Öncü TV’de yayınlanan Cahit Üstüner’in hazırlayıp sunduğu Yeni Gün programının bugünkü konuğu Düzce’nin eğitimdeki öncü kurumu Özel Düzce Kültür Koleji’nin Koordinatörü Birol Güney’di.
Sınav sonucu açıklandığında öğrencilerin yalnızca puanlara baktığını ve bunun yeterli olmadığını belirten Güney, şu ifadelerde bulundu:

“YKS süreci, plan programın olması gereken bir süreç. Sınav sonucu açıklandığında sadece puana bakılıyor. Tercih sürecine girmek için en önemli şeylerden bir tanesi ÖSYM’nin açıkladığı testler bazında başarı sıraları ve doğru cevap sayılarının incelenmesidir. Bir dersin grafiği çok inişli çıkışlı ise o dersin daha fazla puan kazandıracağı anlamına gelir. Bunların değerlendirilmesi gerekiyor.”
 
Öğrencinin, aile desteğine ihtiyacı olmasının yanı sıra kendini iyi hissedeceği bölümlere gitmesinin öneminin altını çizen Birol Güney, sözlerini şöyle sürdü:
“Ayrıca aile ile çocuk tercih döneminde işbirliği yapmalı. Herkes ayrı bir il düşünmemeli. Ev oturup konuşmaları gerekiyor. Kavga etmek değildir illa ki bu. Doğru sonucu bulmak gerekiyor. Ailenin ekonomik durumu, gideceği yerin uzaklığı, aileden ayrı kaldığı zamanki psikolojik durumu gibi etmenler incelenmeli. Bunlara göre sadeleştirerek çocuğun isteğinin dışında hareket etmemek anlamına gelir. İstemediği bir şeyi yaptırırsak çocuk, anne babayı suçlayacaktır.”
 


“Hedefi olmayan kişi karanlığa kurşun sıkar”
 
Üniversite hazırlık aşamasındaki bir öğrenciyi, hem ailenin hem okulun hem rehberliğin birlikte hareket ederek tanımaları gerektiğini söyleyen Özel Düzce Kültür Koleji Koordinatörü Birol Güney, sözlerine şöyle devam etti:

“Liseden, hazırlık döneminde hedef belirliyor öğrenci. Deneme sınavlarına giriyor. Netlerini gözden geçiriyor. 12.sınıfa gelince de ona göre hazırlıklarını planlıyor. Hedefi olması çok önemli öğrencinin. Hedefi olmayan kişi karanlığa kurşun sıkmış gibidir. Üniversiteye hazırlanması da önem arz etmiyor. Bu ülke için de önemli bir kayıp. Kendi yeteneklerini geliştirmemiş birisi olacak.”
 
“Okul, öğrenci, aile birlikte hareket etmeli”
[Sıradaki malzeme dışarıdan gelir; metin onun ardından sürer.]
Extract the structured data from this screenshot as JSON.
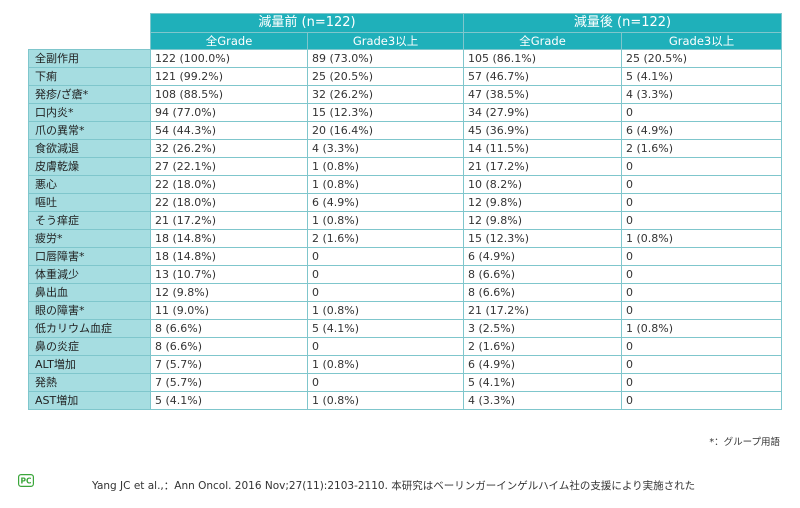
{
  "table": {
    "groups": [
      "減量前 (n=122)",
      "減量後 (n=122)"
    ],
    "subheaders": [
      "全Grade",
      "Grade3以上",
      "全Grade",
      "Grade3以上"
    ],
    "rows": [
      {
        "label": "全副作用",
        "cells": [
          "122 (100.0%)",
          "89 (73.0%)",
          "105 (86.1%)",
          "25 (20.5%)"
        ]
      },
      {
        "label": "下痢",
        "cells": [
          "121 (99.2%)",
          "25 (20.5%)",
          "57 (46.7%)",
          "5 (4.1%)"
        ]
      },
      {
        "label": "発疹/ざ瘡*",
        "cells": [
          "108 (88.5%)",
          "32 (26.2%)",
          "47 (38.5%)",
          "4 (3.3%)"
        ]
      },
      {
        "label": "口内炎*",
        "cells": [
          "94 (77.0%)",
          "15 (12.3%)",
          "34 (27.9%)",
          "0"
        ]
      },
      {
        "label": "爪の異常*",
        "cells": [
          "54 (44.3%)",
          "20 (16.4%)",
          "45 (36.9%)",
          "6 (4.9%)"
        ]
      },
      {
        "label": "食欲減退",
        "cells": [
          "32 (26.2%)",
          "4 (3.3%)",
          "14 (11.5%)",
          "2 (1.6%)"
        ]
      },
      {
        "label": "皮膚乾燥",
        "cells": [
          "27 (22.1%)",
          "1 (0.8%)",
          "21 (17.2%)",
          "0"
        ]
      },
      {
        "label": "悪心",
        "cells": [
          "22 (18.0%)",
          "1 (0.8%)",
          "10 (8.2%)",
          "0"
        ]
      },
      {
        "label": "嘔吐",
        "cells": [
          "22 (18.0%)",
          "6 (4.9%)",
          "12 (9.8%)",
          "0"
        ]
      },
      {
        "label": "そう痒症",
        "cells": [
          "21 (17.2%)",
          "1 (0.8%)",
          "12 (9.8%)",
          "0"
        ]
      },
      {
        "label": "疲労*",
        "cells": [
          "18 (14.8%)",
          "2 (1.6%)",
          "15 (12.3%)",
          "1 (0.8%)"
        ]
      },
      {
        "label": "口唇障害*",
        "cells": [
          "18 (14.8%)",
          "0",
          "6 (4.9%)",
          "0"
        ]
      },
      {
        "label": "体重減少",
        "cells": [
          "13 (10.7%)",
          "0",
          "8 (6.6%)",
          "0"
        ]
      },
      {
        "label": "鼻出血",
        "cells": [
          "12 (9.8%)",
          "0",
          "8 (6.6%)",
          "0"
        ]
      },
      {
        "label": "眼の障害*",
        "cells": [
          "11 (9.0%)",
          "1 (0.8%)",
          "21 (17.2%)",
          "0"
        ]
      },
      {
        "label": "低カリウム血症",
        "cells": [
          "8 (6.6%)",
          "5 (4.1%)",
          "3 (2.5%)",
          "1 (0.8%)"
        ]
      },
      {
        "label": "鼻の炎症",
        "cells": [
          "8 (6.6%)",
          "0",
          "2 (1.6%)",
          "0"
        ]
      },
      {
        "label": "ALT増加",
        "cells": [
          "7 (5.7%)",
          "1 (0.8%)",
          "6 (4.9%)",
          "0"
        ]
      },
      {
        "label": "発熱",
        "cells": [
          "7 (5.7%)",
          "0",
          "5 (4.1%)",
          "0"
        ]
      },
      {
        "label": "AST増加",
        "cells": [
          "5 (4.1%)",
          "1 (0.8%)",
          "4 (3.3%)",
          "0"
        ]
      }
    ]
  },
  "footnote": "*：グループ用語",
  "logo": {
    "text": "PC",
    "color": "#3aa63a"
  },
  "citation": "Yang JC et al.,：Ann Oncol. 2016 Nov;27(11):2103-2110. 本研究はベーリンガーインゲルハイム社の支援により実施された",
  "colors": {
    "header": "#1fb0ba",
    "label_bg": "#a6dde1",
    "border": "#7fc6cc"
  }
}
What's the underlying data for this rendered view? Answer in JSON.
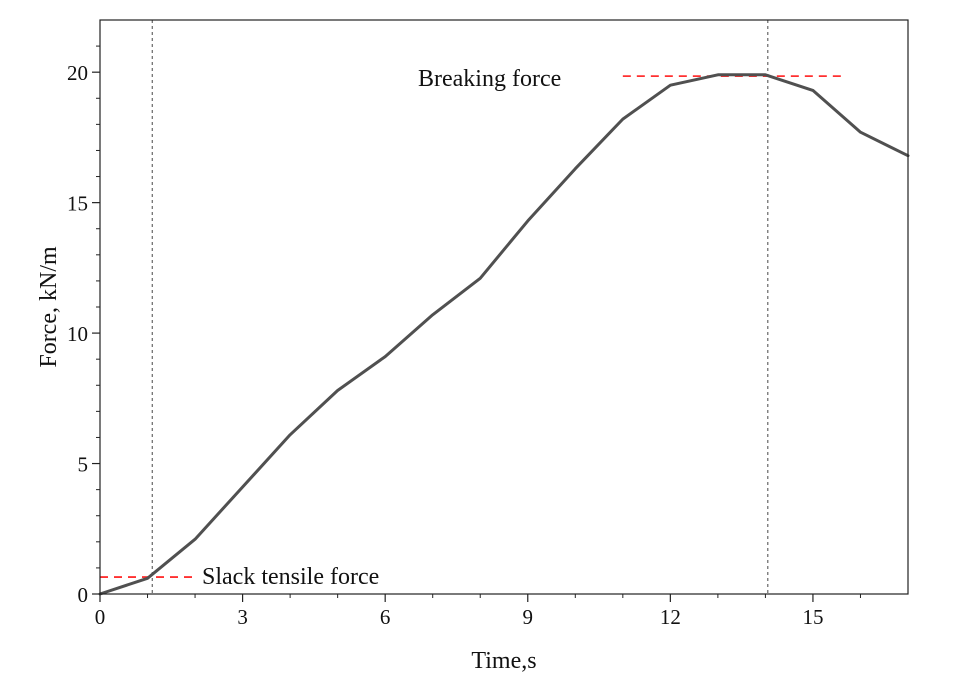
{
  "chart_data": {
    "type": "line",
    "title": "",
    "xlabel": "Time,s",
    "ylabel": "Force, kN/m",
    "xlim": [
      0,
      17
    ],
    "ylim": [
      0,
      22
    ],
    "x_ticks": [
      0,
      3,
      6,
      9,
      12,
      15
    ],
    "y_ticks": [
      0,
      5,
      10,
      15,
      20
    ],
    "x_tick_labels": [
      "0",
      "3",
      "6",
      "9",
      "12",
      "15"
    ],
    "y_tick_labels": [
      "0",
      "5",
      "10",
      "15",
      "20"
    ],
    "grid": false,
    "legend": "none",
    "series": [
      {
        "x": [
          0,
          1,
          2,
          3,
          4,
          5,
          6,
          7,
          8,
          9,
          10,
          11,
          12,
          13,
          14,
          15,
          16,
          17
        ],
        "values": [
          0,
          0.6,
          2.1,
          4.1,
          6.1,
          7.8,
          9.1,
          10.7,
          12.1,
          14.3,
          16.3,
          18.2,
          19.5,
          19.9,
          19.9,
          19.3,
          17.7,
          16.8
        ],
        "color": "#505050"
      }
    ],
    "annotations": [
      {
        "text": "Breaking force",
        "type": "hline",
        "y": 19.85,
        "x_range": [
          11,
          15.6
        ],
        "color": "#ff3030"
      },
      {
        "text": "Slack tensile force",
        "type": "hline",
        "y": 0.65,
        "x_range": [
          0,
          2
        ],
        "color": "#ff3030"
      }
    ],
    "vlines": [
      {
        "x": 1.1,
        "color": "#666666"
      },
      {
        "x": 14.05,
        "color": "#666666"
      }
    ]
  }
}
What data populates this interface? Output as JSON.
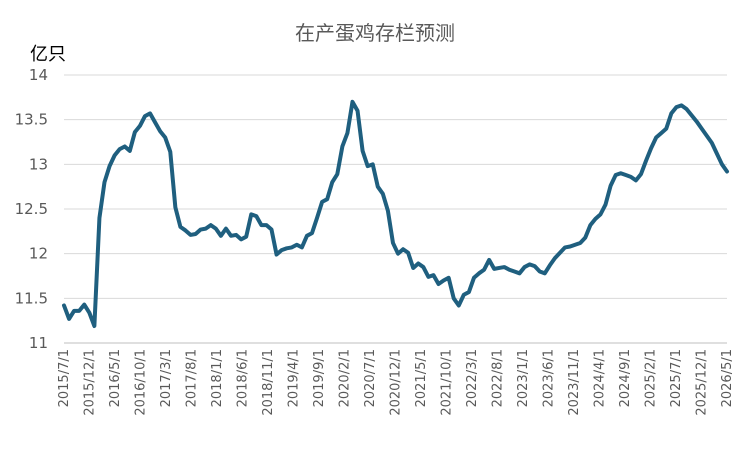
{
  "chart_data": {
    "type": "line",
    "title": "在产蛋鸡存栏预测",
    "ylabel": "亿只",
    "xlabel": "",
    "ylim": [
      11,
      14
    ],
    "yticks": [
      "11",
      "11.5",
      "12",
      "12.5",
      "13",
      "13.5",
      "14"
    ],
    "grid": true,
    "legend": "none",
    "x_tick_labels": [
      "2015/7/1",
      "2015/12/1",
      "2016/5/1",
      "2016/10/1",
      "2017/3/1",
      "2017/8/1",
      "2018/1/1",
      "2018/6/1",
      "2018/11/1",
      "2019/4/1",
      "2019/9/1",
      "2020/2/1",
      "2020/7/1",
      "2020/12/1",
      "2021/5/1",
      "2021/10/1",
      "2022/3/1",
      "2022/8/1",
      "2023/1/1",
      "2023/6/1",
      "2023/11/1",
      "2024/4/1",
      "2024/9/1",
      "2025/2/1",
      "2025/7/1",
      "2025/12/1",
      "2026/5/1"
    ],
    "colors": {
      "series": "#1f5f7f"
    },
    "series": [
      {
        "values": [
          11.42,
          11.27,
          11.36,
          11.36,
          11.43,
          11.34,
          11.19,
          12.4,
          12.8,
          12.98,
          13.1,
          13.17,
          13.2,
          13.15,
          13.36,
          13.43,
          13.54,
          13.57,
          13.47,
          13.37,
          13.3,
          13.14,
          12.52,
          12.3,
          12.26,
          12.21,
          12.22,
          12.27,
          12.28,
          12.32,
          12.28,
          12.2,
          12.28,
          12.2,
          12.21,
          12.16,
          12.19,
          12.44,
          12.42,
          12.32,
          12.32,
          12.27,
          11.99,
          12.04,
          12.06,
          12.07,
          12.1,
          12.07,
          12.2,
          12.23,
          12.4,
          12.58,
          12.61,
          12.8,
          12.89,
          13.2,
          13.35,
          13.7,
          13.6,
          13.15,
          12.98,
          13.0,
          12.75,
          12.67,
          12.48,
          12.12,
          12.0,
          12.05,
          12.01,
          11.84,
          11.89,
          11.85,
          11.74,
          11.76,
          11.66,
          11.7,
          11.73,
          11.5,
          11.42,
          11.54,
          11.57,
          11.73,
          11.78,
          11.82,
          11.93,
          11.83,
          11.84,
          11.85,
          11.82,
          11.8,
          11.78,
          11.85,
          11.88,
          11.86,
          11.8,
          11.78,
          11.87,
          11.95,
          12.01,
          12.07,
          12.08,
          12.1,
          12.12,
          12.18,
          12.32,
          12.39,
          12.44,
          12.55,
          12.76,
          12.88,
          12.9,
          12.88,
          12.86,
          12.82,
          12.89,
          13.04,
          13.18,
          13.3,
          13.35,
          13.4,
          13.57,
          13.64,
          13.66,
          13.62,
          13.55,
          13.48,
          13.4,
          13.32,
          13.24,
          13.12,
          13.0,
          12.92
        ]
      }
    ]
  }
}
Kültür Koleji olarak eğitim misyonlarından da bahseden Güney, derece yapan öğrencileriyle ilgili de konuştu. Güney, şunları söyledi:

“Kültür Anadolu ve Fen Lisesi olarak akademik eğitimi öne alıp sosyal faaliyetleri de destekleyen bir misyonumuz var. Biz alt yapımızı yükseköğrenime öğrenci hazırlamak için kuruyoruz. Beyza, okul idaresi, rehber öğretmeni ve ailesiyle paralel hareket etti. Kendisinden de bir şeyler kattı. Bu şekilde başarıya ulaştı. Türkiye’de en büyük sorun sınav psikolojisidir. Bu çocuklarımız süreci iyi yönetti. Beyza’nın arkasından da Burak diye bir çocuğumuz var. Burak biraz daha sosyal bir öğrenciydi. Dışarıya açıktı. O da Hacettepe’yi kazandı.”
 

“Öğrencilerin tercih yapmaları gerekiyor”

Son olarak gelecek dönemlerde üniversiteye hazırlanacak olan öğrencilere tavsiyelerini söyleyen Birol Güney, şöyle konuştu:

"Ben tercih yapmayacağım diyor bazen öğrenci. Tercih yapmalılar ve yerleşemediklerini görmeleri lazım.  Ona göre çalışmaya başlayacaktır. Kendilerini mezuna bırakanlar da aynaya dönüp bakmalıdırlar. Madalyonun diğer yüzüne bakmalıdırlar. Tercihlerini yapıp yerleşemezlerse bir sonraki sene için iyi çalışmaları gerekiyor. Bu gerçekle yüzleşmeliler. Şu an çocuklar sanal alemde yaşıyorlar. Gerçeklerle yüzleşip kendisiyle bir iç muhasebe yapması gerekiyor. Ailenin çocuğa ‘yapsaydın, etseydin’ de dememesi lazım. Bunun hiçbir yararı olmaz."